Депрессия одновременно может быть биологической реакцией и духовной сущностью – не вижу здесь противоречия. Во многих магических и теологических системах – включая ту, которую описывает Джонсон, – считается, что душа состоит из нескольких частей, которые не всегда пребывают в гармонии. Если мы рассматриваем человека как «духовную амальгаму», то для меня это означает, что различные аспекты нашей личности состоят в отношениях друг с другом. В частности, именно сознательный ум, та часть, которую мы прежде всего склонны считать своим «Я», должен выстроить здоровые отношения с другими уровнями нашей личности. Иммунная реакция, которая причиняет больше вреда, чем предотвращает, определенно говорит о нарушенной гармонии с остальными аспектами «Я». Между двумя определениями депрессии нет существенной разницы.
«Долговременную депрессию следует воспринимать как отдельную самостоятельную сущность», соглашается Родригез, поскольку депрессия «пытается завоевать себе жизненную территорию. Мы больше похожи на общность или колонию, чем на единую цельную личность». Если мы относимся к депрессии как к духу, это не требует предустановленных позиций: веры, что депрессия исходит изнутри нас самих, или же посещает извне. Мы признае́м, что депрессия действует так, будто у нее есть собственная воля – точно так же и другие аспекты нашей души могут проявлять себя в качестве отдельных сущностей с собственной субъективной волей. Так мы отдаем должное распространенному восприятию и способу описания депрессии: именно этот язык часто используют люди, описывая свой опыт.
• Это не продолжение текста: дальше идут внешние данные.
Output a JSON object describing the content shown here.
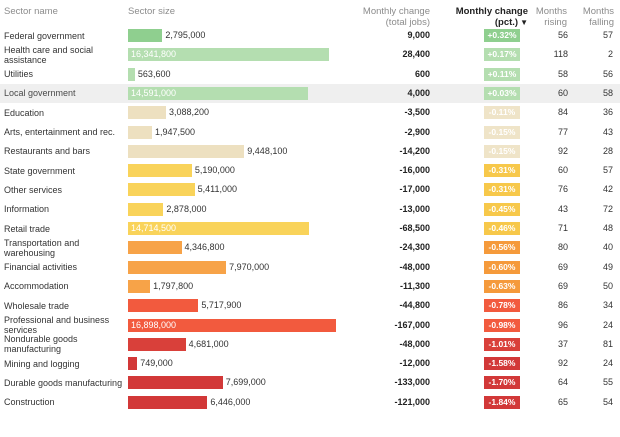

Вебер персонифицирует депрессию, но это не значит, что она готова считать ее некой самостоятельной духовной сущностью. Это просто подходящая и привычная ей точка зрения: она знакома с психологом, который также является жрецом йоруба, и тот называет каждое ментальное расстройство духом – духом, с которым можно взаимодействовать с помощью методов клинической психологии. «Мне нравится говорить, что депрессия – это дух, – утверждает Вебер, – потому что так я могу попытаться от нее избавиться. Но все несколько сложнее. Она также включает в себя травму – травму от того, что тебя унижают и обвиняют в том, что ты оказался в таком состоянии, а также нездоровые отношения – все те причины, которые заставляют тебя злиться и чувствовать себя никчемным и плохим человеком. С нами остается все то, что пережили наши предки – что испытали и что совершили. Мы также живем в стране иммигрантов, которые, попав сюда, потеряли часть самих себя. Мы должны восполнить ту частицу, которая была потеряна для наших предков».